A workforce lacking robust a humanities and social science education could be just as detrimental to the country’s future economic competitiveness as one deficient in science and technological expertise, according to an American Academy of Arts and Sciences report released Wednesday.
“The Heart of the Matter” aims to highlight the importance of humanities and social sciences to the country’s economic future and urges Americans to value a well-rounded education. The findings are the social science community’s answer to a 2007 report that pushed the importance of science, technology, engineering, and mathematics (STEM) education into the national spotlight.
As China, Singapore and several European nations are boosting the humanities as “a stimulus to innovation and a source of social cohesion — we are instead narrowing our focus and abandoning our sense of what education has been and should continue to be — our sense of what makes America great,” the report says.
The report outlines broad policy recommendations to improve humanities and social science education from kindergarten through college and beyond. Humanities and social sciences include a broad range of subjects: history, literature, language, civics and the arts.
Sens. Lamar Alexander (R-Tenn.) and Mark R. Warner (D-Va.), and Reps. Tom Petri (R-Wis.) and David E. Price (D-N.C.) requested the study in 2010. The legislators will discuss the findings and recommendations at a news conference scheduled for Wednesday morning. A companion film featuring Yo-Yo Ma, George Lucas and others is expected to debut at the event.
“Having a strong knowledge of civics, comprehensive reading and writing skills, and an appreciation of history are important for a well-rounded member of the 21st century world,” Warner said. “We must use this report as a foundation to continue to engage with the public on how best to keep our humanities and social sciences robust.”
Alexander said the American character is defined “by a common set of ideals and principles that unite us as a country.”
“Those ideals and principles have always been shared and learned through the study of history, philosophy and literature, but today their study is at risk,” Alexander said.
A liberal-arts education combined with STEM disciplines could improve innovation and inventiveness among the American workforce, according to the report, but there has been a diminished focus on, and funding for, humanities and social sciences. Parents are spending less time reading to children, history and humanities teachers aren’t as well trained as STEM teachers, and civic education has declined. In 2010, about 45 percent of high school students had a basic understanding of U.S. history, the report said.

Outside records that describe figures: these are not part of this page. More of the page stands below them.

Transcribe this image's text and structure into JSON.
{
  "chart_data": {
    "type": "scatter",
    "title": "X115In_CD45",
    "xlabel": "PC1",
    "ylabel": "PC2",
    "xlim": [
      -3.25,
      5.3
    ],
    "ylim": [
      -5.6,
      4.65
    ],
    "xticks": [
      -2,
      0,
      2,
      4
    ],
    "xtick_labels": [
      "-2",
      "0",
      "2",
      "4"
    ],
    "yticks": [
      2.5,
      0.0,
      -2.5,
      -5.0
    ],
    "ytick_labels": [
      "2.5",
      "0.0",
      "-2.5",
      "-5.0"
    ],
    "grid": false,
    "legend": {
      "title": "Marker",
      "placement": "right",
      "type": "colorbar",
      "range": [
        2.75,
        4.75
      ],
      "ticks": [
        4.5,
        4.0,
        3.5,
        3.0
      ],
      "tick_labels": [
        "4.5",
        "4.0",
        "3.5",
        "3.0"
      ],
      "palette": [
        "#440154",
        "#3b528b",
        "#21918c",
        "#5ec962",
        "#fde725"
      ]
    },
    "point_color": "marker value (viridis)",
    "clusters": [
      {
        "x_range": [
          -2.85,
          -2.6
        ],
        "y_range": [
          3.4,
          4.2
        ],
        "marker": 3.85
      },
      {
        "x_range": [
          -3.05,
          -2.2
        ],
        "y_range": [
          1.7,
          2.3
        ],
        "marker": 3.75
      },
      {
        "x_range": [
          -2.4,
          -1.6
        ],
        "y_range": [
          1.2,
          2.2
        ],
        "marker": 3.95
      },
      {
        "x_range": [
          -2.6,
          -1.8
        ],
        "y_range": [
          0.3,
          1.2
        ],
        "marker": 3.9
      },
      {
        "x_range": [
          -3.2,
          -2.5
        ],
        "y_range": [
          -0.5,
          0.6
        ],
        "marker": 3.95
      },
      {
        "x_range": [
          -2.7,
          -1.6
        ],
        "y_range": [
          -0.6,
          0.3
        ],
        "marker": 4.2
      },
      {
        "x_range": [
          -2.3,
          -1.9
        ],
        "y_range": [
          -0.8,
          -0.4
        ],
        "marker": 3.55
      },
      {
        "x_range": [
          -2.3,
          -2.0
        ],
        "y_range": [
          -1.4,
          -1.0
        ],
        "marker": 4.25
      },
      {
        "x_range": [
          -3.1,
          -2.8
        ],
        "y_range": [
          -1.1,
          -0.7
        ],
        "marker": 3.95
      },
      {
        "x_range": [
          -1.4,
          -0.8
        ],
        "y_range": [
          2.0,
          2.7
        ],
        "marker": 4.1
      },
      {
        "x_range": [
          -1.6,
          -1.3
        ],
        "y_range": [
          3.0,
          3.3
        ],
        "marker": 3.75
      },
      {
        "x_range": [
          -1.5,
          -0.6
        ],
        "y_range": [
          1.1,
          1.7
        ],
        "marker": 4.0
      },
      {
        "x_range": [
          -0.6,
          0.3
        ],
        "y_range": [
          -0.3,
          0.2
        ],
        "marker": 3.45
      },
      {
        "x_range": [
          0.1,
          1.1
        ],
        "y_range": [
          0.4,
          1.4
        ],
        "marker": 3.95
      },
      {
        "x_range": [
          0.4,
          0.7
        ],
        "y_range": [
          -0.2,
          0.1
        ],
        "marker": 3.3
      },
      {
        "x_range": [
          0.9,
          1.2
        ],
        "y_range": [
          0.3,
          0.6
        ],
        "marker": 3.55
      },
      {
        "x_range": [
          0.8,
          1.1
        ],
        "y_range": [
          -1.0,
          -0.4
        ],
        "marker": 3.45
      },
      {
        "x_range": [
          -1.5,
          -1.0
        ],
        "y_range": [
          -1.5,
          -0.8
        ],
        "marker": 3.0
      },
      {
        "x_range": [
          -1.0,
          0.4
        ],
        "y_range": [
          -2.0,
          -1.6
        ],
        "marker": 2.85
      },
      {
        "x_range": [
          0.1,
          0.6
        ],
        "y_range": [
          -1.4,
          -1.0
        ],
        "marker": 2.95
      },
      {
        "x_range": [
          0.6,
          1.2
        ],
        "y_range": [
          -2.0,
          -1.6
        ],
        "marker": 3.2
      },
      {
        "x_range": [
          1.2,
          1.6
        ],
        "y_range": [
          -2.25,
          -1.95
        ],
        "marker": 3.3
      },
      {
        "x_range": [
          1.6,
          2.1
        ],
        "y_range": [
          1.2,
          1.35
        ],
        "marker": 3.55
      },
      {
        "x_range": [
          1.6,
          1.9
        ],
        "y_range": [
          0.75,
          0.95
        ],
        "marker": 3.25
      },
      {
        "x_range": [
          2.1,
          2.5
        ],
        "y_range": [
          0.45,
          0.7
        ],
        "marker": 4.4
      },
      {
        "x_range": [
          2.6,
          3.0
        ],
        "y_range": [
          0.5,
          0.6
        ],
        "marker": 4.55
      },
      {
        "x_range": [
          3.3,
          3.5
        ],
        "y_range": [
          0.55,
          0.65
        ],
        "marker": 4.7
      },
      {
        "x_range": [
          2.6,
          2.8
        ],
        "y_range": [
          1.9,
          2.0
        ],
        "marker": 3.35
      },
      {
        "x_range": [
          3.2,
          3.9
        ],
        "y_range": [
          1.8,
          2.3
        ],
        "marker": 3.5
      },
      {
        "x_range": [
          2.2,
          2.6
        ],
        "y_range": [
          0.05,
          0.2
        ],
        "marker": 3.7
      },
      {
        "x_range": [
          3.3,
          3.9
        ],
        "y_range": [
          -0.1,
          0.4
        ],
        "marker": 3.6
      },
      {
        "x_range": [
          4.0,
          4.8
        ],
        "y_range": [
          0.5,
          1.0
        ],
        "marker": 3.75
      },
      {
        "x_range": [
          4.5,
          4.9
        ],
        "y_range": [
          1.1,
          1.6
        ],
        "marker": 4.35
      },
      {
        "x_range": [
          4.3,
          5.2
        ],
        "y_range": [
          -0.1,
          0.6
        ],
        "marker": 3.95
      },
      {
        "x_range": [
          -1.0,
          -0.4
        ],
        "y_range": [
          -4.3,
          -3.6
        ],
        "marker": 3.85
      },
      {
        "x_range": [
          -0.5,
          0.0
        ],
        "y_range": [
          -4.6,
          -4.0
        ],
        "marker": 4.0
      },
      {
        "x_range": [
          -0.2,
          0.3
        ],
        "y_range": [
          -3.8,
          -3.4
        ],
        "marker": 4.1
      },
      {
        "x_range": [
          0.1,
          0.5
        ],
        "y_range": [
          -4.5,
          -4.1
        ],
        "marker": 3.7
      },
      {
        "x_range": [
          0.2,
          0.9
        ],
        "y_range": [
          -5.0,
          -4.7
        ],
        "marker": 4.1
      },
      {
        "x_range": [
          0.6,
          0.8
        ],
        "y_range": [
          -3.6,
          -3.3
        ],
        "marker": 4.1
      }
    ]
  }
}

Stephen Kidd, executive director of the National Humanities Alliance, said humanities and STEM education should not be mutually exclusive. For example, doctors are studying literature to help them better relate to patients and produce more coherent narratives for medical histories. And engineers are paying more attention to the humanities to better understand the social and cultural context of the communities for which they design products.
“It is really the combination of skills and habits you learn from studying social science with knowledge you learn from STEM that leads to innovation,” Kidd said. “This broad-based education creates people who are able to think creatively and analytically about problems more so than a very narrow specialized education.”